就職活動がうまくいかず、部活と両立できなくて悩んでいた時期があって。それで体調を崩してしまって練習に行けない時期とかあったんですけど、そんなときに同期が何も言わずに映画に誘ってくれたり、先輩方がご飯に誘ってくれたり。優しさに触れましたね。なので、合気道ばっかりしているんじゃないんだと。人とのつながりの大事さをこの部で学びました。正直、これは恥ずかしい話なんですけどね(笑)。合気道って、相手と気を合わせて行うスポーツなので、1人ではできないんですよね。練習でも。

――合気道をやってきてよかったと思うことはありますか

昔からいろんなスポーツをやってきましたが、合気道で苦労したのは相手のことを考えることです。同期の中でも一番成長が遅かったですし。それでも、合気道部の部員に出会えたことが本当によかったです。この4年間をともにした仲間たちは一生忘れられないと思います。

――今後も合気道は続けますか

違うスポーツはすると思うんですけど、たまに道場に行って後輩たちと戯れたりはすると思います(笑)。本格的に続けるかは分かりませんが、今までやってきたスポーツの中で一番思い出深いスポーツだと思います。ワセダの合気道部でよかったです。

――後輩たちの活躍ぶりについてどうお思いですか

後輩たちは、想像以上にたくましくなってくれたなと思います。自分たちが教えるよりも何倍も多くのことを吸収してくれたな、と。これから1年2年と練習していったら自分たちなんかすぐ超えられちゃうなと(笑)。すごく誇りに思います。これからも後輩たちの成長を見に行きたいと思います。精神的にも強くなってるんじゃないかと思います。

――そんな後輩たちに伝えたいことはありますか

なにはともあれ続けてほしいです。つらくても、辞めないでほしいです。4年間やり切れば、辞めるよりも絶対に良い未来が待っていると思います。

松村雄太副将(商4=埼玉・県立浦和)

――大会全体を振り返って

今回の早慶戦が自分たちの引退ということもあって、うまく終われたらいいなという思いと、後輩たちに何か残せたらいいなという気持ちでプレーしました。

――自身のプレーを振り返って

演武は杖ということで普段やらないことだったので、0からスターという形で大変だったのですが、始めてから後輩の助けや先輩からの助言を受けていくうちに杖というものがわかってきて楽しい気持ちはありました。しかし、結果としては相手がうまかったこともあり、負けてしまったのでそこは残念でした。

――演武でペアを組んだ久木山選手(翔吾、商2=東京・成蹊)の活躍はいかがでしたか

彼はけっこう明るい後輩で、いろいろ大変なこともあったと思うんでけど、いつも前向きにポジティブにやってくれていたので、ペアでやってきてよかったなという思いです。

――今大会で引退となりますが4年間を振り返ってみていかがですか

ぼくの場合は途中入部ということもあって、他の部員とは少し違うかもしれないんですけど、主務と副将という役を4年で担ったので、けっこう責任感もあり仕事面でも競技面でもプレッシャーを感じる場面もありましたが、今振り返るとよかったなと思っています。
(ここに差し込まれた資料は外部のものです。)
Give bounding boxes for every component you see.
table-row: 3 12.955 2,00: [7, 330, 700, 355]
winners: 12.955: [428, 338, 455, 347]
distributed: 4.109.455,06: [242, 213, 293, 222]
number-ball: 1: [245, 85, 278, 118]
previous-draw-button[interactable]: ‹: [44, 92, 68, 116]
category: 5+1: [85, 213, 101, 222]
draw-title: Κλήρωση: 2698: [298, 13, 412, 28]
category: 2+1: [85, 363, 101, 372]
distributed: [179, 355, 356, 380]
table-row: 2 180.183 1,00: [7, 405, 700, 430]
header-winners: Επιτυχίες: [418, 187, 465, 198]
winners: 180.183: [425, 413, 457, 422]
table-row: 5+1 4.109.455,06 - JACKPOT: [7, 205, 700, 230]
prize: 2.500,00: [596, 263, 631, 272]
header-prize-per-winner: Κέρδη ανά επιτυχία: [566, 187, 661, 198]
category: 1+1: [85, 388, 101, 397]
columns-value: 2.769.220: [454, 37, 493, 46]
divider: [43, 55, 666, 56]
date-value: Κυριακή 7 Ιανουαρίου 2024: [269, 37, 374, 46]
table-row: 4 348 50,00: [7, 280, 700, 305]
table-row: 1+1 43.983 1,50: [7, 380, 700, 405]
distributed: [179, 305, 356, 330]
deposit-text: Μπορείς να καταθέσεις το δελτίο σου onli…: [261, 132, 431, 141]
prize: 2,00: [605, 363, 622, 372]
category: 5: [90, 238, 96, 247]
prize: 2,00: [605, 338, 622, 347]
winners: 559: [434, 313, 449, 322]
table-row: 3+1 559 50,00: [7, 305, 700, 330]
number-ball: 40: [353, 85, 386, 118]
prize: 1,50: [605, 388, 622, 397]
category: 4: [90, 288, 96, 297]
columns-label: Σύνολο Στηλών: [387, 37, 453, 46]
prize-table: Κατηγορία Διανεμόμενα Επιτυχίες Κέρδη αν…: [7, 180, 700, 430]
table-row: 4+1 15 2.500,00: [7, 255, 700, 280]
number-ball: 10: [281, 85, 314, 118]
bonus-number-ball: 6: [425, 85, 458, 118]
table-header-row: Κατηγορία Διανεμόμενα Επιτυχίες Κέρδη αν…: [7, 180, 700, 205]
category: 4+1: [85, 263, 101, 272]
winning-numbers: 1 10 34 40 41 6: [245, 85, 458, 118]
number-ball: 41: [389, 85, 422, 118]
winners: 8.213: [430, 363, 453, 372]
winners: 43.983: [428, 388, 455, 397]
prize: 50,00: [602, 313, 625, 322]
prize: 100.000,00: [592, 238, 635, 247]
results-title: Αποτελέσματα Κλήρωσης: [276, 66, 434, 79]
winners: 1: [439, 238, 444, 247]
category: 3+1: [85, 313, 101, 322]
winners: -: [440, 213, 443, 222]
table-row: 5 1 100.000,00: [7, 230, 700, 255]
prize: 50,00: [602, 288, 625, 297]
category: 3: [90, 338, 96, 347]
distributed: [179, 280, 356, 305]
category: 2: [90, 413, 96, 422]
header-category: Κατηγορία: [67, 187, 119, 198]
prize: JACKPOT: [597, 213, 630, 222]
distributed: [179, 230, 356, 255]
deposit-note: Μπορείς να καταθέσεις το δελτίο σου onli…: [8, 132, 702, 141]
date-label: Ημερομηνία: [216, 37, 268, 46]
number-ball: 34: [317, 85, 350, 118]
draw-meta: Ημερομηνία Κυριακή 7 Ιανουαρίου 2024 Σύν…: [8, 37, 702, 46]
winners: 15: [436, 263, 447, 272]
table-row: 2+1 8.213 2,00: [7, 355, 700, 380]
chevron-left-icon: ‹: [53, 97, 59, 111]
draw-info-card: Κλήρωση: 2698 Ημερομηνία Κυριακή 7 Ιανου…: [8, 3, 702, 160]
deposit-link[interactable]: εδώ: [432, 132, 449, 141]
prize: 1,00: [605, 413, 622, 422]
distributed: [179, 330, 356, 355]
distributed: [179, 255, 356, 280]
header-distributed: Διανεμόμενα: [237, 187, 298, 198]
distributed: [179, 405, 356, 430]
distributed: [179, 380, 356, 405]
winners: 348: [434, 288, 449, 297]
――最高学年を共に過ごした同期はどういった存在ですか

いろいろ言いたいことも言え、いい同期だったと思います。彼らが同期でよかったです。

――そんな同期にはどんな声をかけたいですか

今後もたまに集まって、仲良くしゃべりたいなと思います。

――今後合気道は続けていきますか

いまは休みたいという気持ちが正直なところですが、長年続けられる武道なので、今後も趣味の1つとして続けられたらいいなと思います。

――最後に後輩へのメッセージをお願いします

後輩たちは才能もあるし努力家ですので、とても期待しているということ。そしてやはり悔いが無いように最後まで走り抜けてほしいと思います。